Despite the fact that we all warned that Boehner would never stand by the plan and that they’d be breaking their CCB/debt ceiling pledge for nothing, they passed his bill. Yes, unlike this time, there weren’t enough intransigent, knucklehead, knuckle-dragging, Tea Party rubes who were willing to block it. Even though not a single Democrat supported it, the bill passed 218-210. They all rallied behind Boehner to “strengthen his hand” in the hopes of getting a good deal. Well, less than 24 hours later, he announced the grand bargain, which gave Obama a $2.1 trillion blank check with no balanced budget amendment and a defense sequester trap that they are dealing with to this day. Boehner said at the time that he got 98% of what he wanted from the deal.
Those of us with a head on our shoulders knew he had no intention of ever standing by his plan B back then.

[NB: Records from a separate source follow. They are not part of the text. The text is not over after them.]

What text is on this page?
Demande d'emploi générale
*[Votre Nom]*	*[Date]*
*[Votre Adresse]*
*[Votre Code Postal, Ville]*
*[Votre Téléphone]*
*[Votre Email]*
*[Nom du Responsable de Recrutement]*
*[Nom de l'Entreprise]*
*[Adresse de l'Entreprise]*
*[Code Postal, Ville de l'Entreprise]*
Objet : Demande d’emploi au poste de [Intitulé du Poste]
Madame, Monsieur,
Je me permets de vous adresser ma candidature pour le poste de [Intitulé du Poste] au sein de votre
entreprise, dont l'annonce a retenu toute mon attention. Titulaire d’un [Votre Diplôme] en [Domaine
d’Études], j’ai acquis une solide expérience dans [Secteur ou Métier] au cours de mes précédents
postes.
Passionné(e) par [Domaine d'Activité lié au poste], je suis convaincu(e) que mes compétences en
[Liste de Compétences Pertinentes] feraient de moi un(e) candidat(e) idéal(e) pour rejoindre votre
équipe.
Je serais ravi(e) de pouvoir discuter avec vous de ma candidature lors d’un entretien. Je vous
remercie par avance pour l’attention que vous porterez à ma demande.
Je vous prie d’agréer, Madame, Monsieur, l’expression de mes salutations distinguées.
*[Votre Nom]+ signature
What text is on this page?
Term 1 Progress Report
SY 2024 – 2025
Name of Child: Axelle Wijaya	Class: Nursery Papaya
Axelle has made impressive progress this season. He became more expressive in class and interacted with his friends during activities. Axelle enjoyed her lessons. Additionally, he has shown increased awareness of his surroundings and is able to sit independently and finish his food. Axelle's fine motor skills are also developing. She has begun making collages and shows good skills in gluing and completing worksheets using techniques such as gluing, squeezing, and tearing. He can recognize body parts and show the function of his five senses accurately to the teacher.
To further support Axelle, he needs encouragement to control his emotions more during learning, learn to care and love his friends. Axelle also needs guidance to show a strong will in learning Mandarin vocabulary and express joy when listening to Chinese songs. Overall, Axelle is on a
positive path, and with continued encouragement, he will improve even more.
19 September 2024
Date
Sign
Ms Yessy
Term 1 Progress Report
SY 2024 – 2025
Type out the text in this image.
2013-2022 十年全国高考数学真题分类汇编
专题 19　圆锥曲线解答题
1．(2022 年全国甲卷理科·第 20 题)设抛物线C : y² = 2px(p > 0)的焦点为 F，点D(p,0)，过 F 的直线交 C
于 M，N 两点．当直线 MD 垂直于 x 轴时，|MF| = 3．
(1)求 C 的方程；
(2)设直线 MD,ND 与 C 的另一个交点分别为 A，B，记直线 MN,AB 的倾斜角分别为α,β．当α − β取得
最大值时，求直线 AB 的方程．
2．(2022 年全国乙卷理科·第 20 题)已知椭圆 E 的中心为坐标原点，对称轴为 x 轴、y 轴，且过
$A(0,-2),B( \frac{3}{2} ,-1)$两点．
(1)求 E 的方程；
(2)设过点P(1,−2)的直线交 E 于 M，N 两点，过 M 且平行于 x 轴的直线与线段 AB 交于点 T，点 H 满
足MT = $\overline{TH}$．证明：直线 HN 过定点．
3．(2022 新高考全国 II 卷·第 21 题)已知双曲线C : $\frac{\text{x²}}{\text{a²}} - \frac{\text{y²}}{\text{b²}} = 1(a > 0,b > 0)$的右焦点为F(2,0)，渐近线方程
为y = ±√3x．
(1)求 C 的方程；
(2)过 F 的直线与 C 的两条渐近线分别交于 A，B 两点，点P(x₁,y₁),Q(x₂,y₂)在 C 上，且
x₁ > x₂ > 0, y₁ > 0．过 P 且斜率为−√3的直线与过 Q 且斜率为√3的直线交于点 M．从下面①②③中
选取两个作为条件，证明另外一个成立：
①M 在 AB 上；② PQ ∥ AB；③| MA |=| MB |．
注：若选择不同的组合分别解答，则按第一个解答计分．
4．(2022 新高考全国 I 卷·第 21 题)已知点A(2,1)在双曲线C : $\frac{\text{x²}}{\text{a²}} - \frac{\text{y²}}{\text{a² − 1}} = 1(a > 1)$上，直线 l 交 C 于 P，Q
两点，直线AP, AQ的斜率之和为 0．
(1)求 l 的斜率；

The initial vote was merely used as a ploy to pocket the willingness of conservatives to break their pledge on the debt ceiling. This bill last night was no different, except that the consequences of buying into Obama’s tax premise would have been much worse in the long run. As Rep. Tim Scott said last night, “we must focus on cutting spending. If the conversation is starting with revenues, we’re having the wrong conversation.”
So you see, it’s all about trust. Had Boehner acted in good faith and kept his @#$% on his own line last time, more of us would have supported a painful concession. Had he stood by his deal last time, maybe we’d be willing to give in more on the tax issue, knowing that he’d fight to the death over the debt ceiling. But he did not stand by his own plan for even one day, and that is precisely why we are facing yet another debt ceiling just 17 months later – one which he will never have the guts to engage in brinkmanship.
There’s always a need to compromise, but compromising on such important issues requires an inviolate degree of trust from the other side. That trust is not there. And none of the Boehner apologists who are denigrating us have given us any reason why we should have trusted him this time. It’s as if the debt ceiling fiasco never existed.